Birds have individuality - plenty of it. They seem to think and act in tribes - each tribe having its own peculiarities of thought and action. In the matter of dress they are a good deal like humans - the more gorgeously caprisoned songsters being found in the treetops or flowering bushes, and the duller colored fellows in the low underbrush or upon the ground.

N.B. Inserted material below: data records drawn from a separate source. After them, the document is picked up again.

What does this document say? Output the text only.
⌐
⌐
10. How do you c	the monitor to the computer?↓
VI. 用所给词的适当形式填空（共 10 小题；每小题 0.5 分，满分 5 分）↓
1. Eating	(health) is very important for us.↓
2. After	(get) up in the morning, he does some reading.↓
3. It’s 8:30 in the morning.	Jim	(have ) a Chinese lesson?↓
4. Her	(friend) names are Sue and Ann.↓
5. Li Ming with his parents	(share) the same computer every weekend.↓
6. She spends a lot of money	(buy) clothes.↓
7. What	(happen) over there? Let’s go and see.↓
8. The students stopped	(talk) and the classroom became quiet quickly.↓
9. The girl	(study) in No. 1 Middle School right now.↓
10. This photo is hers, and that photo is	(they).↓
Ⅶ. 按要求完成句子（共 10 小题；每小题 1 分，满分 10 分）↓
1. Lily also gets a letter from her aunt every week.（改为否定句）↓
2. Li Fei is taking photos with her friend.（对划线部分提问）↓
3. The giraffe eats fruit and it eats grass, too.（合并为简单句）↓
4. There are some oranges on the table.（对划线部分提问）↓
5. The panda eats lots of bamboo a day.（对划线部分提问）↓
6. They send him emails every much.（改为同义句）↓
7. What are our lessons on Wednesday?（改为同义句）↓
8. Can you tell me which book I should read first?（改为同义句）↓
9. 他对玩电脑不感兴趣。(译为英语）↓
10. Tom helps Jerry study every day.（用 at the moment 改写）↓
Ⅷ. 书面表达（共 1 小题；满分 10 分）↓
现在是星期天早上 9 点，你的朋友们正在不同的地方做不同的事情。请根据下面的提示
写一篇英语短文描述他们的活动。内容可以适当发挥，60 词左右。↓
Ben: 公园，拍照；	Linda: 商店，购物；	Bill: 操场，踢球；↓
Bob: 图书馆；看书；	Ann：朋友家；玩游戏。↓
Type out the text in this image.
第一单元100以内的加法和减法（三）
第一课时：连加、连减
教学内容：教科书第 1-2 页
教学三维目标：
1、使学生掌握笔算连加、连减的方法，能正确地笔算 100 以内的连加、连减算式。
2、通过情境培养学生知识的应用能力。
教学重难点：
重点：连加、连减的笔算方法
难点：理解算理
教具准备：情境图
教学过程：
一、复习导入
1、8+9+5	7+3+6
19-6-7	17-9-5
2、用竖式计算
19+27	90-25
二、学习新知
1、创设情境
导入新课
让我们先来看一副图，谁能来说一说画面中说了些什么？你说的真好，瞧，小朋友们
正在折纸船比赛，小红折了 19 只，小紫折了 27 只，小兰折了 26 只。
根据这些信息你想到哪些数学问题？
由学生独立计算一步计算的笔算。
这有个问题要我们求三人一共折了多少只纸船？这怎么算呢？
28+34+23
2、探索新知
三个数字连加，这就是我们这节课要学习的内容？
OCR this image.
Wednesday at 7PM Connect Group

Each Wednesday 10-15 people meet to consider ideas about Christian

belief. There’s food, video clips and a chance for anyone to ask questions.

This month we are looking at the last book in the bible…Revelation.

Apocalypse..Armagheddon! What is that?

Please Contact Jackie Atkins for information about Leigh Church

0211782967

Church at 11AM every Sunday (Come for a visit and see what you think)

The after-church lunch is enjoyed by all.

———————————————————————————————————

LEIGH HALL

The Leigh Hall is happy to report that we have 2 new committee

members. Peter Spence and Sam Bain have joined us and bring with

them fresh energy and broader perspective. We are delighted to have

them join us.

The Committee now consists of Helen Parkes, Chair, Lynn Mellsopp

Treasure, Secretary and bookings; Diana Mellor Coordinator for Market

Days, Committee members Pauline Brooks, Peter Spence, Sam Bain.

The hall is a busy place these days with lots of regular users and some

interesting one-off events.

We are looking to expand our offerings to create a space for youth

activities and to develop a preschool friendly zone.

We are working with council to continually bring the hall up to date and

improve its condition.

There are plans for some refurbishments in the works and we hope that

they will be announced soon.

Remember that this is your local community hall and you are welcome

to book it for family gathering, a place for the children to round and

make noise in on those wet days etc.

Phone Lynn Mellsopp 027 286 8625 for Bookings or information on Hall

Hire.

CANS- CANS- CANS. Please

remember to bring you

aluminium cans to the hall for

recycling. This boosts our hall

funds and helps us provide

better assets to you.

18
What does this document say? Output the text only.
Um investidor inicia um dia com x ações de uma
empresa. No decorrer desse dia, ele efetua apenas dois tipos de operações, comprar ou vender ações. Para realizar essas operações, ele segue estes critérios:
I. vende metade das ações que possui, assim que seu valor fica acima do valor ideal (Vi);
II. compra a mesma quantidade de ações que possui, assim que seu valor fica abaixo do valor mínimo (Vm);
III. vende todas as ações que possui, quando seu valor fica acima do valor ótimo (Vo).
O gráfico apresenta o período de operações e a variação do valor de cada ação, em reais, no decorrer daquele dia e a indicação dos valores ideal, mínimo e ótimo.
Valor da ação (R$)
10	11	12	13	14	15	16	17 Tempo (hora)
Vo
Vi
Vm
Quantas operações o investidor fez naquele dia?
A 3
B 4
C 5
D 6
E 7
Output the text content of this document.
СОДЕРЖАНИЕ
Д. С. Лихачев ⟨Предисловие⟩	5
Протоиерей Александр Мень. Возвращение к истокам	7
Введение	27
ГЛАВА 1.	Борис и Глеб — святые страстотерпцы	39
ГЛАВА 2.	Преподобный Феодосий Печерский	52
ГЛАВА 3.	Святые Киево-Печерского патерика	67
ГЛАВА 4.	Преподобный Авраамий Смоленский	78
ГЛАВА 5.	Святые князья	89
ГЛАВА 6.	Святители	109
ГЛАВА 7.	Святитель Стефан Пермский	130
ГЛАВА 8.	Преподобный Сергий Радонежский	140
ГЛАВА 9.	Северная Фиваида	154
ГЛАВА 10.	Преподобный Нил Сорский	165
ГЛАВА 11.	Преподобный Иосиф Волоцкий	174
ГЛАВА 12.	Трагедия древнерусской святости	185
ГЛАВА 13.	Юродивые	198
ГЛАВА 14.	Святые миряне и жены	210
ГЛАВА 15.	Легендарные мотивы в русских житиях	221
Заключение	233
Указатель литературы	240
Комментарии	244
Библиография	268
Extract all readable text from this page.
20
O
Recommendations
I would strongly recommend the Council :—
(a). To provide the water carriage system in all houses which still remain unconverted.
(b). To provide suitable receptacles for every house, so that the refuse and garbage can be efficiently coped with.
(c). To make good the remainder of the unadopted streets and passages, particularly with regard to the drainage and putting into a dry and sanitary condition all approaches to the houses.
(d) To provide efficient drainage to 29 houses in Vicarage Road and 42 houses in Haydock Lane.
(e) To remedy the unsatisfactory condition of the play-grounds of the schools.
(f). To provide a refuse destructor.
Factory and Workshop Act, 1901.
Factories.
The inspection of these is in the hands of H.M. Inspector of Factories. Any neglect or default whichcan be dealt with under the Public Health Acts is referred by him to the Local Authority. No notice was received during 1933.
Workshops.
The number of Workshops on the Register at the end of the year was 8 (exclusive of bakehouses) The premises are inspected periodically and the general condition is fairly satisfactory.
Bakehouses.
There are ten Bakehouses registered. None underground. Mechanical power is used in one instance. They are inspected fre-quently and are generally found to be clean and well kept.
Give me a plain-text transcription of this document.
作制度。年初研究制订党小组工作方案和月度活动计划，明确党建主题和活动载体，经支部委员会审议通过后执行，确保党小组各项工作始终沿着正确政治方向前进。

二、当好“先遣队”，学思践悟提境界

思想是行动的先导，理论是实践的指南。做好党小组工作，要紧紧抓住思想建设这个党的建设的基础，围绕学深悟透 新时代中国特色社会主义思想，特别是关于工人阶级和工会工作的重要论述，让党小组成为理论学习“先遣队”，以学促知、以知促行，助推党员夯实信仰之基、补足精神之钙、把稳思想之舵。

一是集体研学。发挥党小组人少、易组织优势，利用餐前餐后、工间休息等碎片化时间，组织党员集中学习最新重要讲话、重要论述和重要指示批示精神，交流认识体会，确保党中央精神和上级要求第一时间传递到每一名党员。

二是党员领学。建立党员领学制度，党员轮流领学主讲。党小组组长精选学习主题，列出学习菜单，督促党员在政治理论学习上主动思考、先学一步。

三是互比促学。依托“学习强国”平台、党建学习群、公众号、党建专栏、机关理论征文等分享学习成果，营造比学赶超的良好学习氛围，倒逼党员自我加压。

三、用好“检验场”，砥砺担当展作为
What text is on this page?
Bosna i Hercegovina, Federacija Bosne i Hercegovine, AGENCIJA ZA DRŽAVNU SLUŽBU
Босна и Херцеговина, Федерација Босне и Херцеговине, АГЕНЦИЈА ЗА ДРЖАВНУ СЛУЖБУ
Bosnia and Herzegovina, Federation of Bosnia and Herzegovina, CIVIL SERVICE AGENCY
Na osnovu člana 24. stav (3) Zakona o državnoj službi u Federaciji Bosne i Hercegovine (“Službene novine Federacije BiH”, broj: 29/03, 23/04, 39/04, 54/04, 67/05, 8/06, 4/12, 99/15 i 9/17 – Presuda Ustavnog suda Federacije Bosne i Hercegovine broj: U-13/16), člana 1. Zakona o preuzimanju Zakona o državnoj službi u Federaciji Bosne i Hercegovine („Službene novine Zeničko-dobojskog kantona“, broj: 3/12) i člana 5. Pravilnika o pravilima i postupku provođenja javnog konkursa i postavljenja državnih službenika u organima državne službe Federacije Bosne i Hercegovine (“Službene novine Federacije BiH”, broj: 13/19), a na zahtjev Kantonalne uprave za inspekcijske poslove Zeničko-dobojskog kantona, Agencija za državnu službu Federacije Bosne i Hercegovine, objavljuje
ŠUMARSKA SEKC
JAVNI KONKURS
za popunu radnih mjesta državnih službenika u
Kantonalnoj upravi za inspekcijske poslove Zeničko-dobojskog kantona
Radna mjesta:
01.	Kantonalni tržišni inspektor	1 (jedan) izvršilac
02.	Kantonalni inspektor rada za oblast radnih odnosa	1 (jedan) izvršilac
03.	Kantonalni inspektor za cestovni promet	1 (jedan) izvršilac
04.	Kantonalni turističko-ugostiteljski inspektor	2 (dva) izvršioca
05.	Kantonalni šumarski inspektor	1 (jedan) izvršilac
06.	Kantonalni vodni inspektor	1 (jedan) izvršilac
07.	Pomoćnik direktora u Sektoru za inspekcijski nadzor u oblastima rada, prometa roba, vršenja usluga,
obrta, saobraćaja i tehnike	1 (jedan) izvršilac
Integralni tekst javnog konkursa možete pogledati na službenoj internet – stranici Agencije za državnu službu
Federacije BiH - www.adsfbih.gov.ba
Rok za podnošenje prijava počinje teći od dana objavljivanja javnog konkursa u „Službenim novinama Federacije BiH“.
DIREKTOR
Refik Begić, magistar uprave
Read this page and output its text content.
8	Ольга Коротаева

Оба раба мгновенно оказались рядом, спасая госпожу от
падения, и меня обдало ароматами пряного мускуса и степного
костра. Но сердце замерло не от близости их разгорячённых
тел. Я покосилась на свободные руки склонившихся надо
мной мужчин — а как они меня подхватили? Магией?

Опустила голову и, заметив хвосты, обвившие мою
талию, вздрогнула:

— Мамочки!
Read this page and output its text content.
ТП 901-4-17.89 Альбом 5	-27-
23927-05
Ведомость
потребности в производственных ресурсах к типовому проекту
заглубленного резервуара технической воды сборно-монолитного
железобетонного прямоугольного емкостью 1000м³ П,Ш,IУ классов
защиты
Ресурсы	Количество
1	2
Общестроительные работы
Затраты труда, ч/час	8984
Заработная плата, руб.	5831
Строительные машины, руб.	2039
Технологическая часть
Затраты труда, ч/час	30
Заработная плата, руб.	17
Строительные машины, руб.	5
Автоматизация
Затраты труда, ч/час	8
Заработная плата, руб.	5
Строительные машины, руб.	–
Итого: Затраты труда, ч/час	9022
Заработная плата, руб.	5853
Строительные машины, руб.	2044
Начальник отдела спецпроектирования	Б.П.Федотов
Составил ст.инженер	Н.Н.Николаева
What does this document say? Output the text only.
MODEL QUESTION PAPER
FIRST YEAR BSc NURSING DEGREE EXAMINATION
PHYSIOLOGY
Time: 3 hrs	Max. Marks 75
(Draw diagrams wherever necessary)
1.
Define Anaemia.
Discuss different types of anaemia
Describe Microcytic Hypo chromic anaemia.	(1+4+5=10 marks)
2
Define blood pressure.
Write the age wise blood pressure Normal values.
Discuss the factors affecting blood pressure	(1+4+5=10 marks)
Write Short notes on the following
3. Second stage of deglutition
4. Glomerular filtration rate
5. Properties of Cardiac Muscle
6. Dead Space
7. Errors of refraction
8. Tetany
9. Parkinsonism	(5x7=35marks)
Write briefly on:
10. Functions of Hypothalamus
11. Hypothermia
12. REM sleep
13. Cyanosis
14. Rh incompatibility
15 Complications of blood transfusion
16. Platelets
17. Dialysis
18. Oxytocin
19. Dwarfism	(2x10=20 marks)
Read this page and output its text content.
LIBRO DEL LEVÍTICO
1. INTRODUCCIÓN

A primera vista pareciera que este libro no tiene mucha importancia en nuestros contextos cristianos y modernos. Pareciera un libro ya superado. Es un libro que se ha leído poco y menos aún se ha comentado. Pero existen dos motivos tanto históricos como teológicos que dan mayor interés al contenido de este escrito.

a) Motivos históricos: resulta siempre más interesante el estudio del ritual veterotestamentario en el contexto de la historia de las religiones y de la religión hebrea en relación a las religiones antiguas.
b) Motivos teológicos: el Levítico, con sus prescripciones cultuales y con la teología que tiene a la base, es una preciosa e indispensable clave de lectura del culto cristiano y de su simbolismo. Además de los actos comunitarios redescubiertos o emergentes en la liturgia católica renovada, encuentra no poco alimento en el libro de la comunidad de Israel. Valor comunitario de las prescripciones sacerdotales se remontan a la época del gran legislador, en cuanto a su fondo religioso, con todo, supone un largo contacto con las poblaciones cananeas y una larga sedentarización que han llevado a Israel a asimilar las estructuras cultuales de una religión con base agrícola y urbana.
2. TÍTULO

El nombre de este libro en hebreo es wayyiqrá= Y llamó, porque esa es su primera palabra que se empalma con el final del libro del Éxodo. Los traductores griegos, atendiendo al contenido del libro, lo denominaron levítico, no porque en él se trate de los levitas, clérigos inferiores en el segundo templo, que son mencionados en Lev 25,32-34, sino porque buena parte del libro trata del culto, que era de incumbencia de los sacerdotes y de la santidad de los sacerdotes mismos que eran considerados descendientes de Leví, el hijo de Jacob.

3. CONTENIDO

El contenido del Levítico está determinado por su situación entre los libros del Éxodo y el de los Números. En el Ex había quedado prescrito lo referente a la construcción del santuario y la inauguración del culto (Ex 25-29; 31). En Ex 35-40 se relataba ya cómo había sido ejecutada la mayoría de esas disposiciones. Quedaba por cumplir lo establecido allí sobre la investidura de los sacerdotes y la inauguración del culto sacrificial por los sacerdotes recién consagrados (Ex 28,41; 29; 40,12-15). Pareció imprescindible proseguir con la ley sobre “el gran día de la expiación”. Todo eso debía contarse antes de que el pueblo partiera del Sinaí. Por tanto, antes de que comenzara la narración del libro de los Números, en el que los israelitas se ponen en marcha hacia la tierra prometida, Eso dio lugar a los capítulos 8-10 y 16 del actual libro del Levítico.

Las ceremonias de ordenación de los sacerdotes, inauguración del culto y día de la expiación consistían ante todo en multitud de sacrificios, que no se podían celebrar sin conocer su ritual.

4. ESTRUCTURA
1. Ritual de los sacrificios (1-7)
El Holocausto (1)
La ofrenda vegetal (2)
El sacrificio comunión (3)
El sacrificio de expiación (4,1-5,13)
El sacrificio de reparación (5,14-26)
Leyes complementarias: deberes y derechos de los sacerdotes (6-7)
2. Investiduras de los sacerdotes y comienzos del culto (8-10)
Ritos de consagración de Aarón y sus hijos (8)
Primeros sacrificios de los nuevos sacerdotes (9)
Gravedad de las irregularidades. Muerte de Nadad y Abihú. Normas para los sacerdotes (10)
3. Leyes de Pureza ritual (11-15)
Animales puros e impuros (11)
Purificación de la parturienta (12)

The only difference in dress between humans and wild birds is that in the first case the females wear the brightly colored feathers, while in the latter it is the male who is "all dolled up."

But it is the peculiarity of action of a certain wild bird that these lines are written - so here goes.

Did you ever see, standing at the very edge of stream or lake, a silent little feathered critter who seems every moment to be losing his balance - to be imminently in danger of toppling over into the water like some tipsy fisherman?

If you have not noted such a bird you are no huntsman - yet one does not have to be a huntsman to be acquainted with little Teeter-tail - for he is to be found very close to Omaha, along the streams and ponds in the more sequestered districts.

Teeter-Tail has wonderfully long legs for such a comparatively small bird, which is a good thing for him in his daily endeavor of wading about close to shore in search of the minute water bugs and creatures of the sort which are upon his daily menu.

His real name is Spotted Sandpiper, yet Teeter-Tail, the monicker by which his arch enemies know him is much more descriptive.

One of his peculiarities of habit lies in the fact that he will stand in exactly the same place, on the same little island, at the waters' edge, all day and every day for weeks on end. If you see him there once, you are pretty sure to find him there again, as often as you pay him a visit, unless he be molested.

Teeter-tail is a dully colored, yet pretty bird, with the exception of his legs, which remind one a whole lot of Charlotte Greenwood, the musical comedy star. His bill, like most bills these days, is very long, but he uses it to good advantage, being a big help to society in general because of his great appetite for bugs of certain sorts.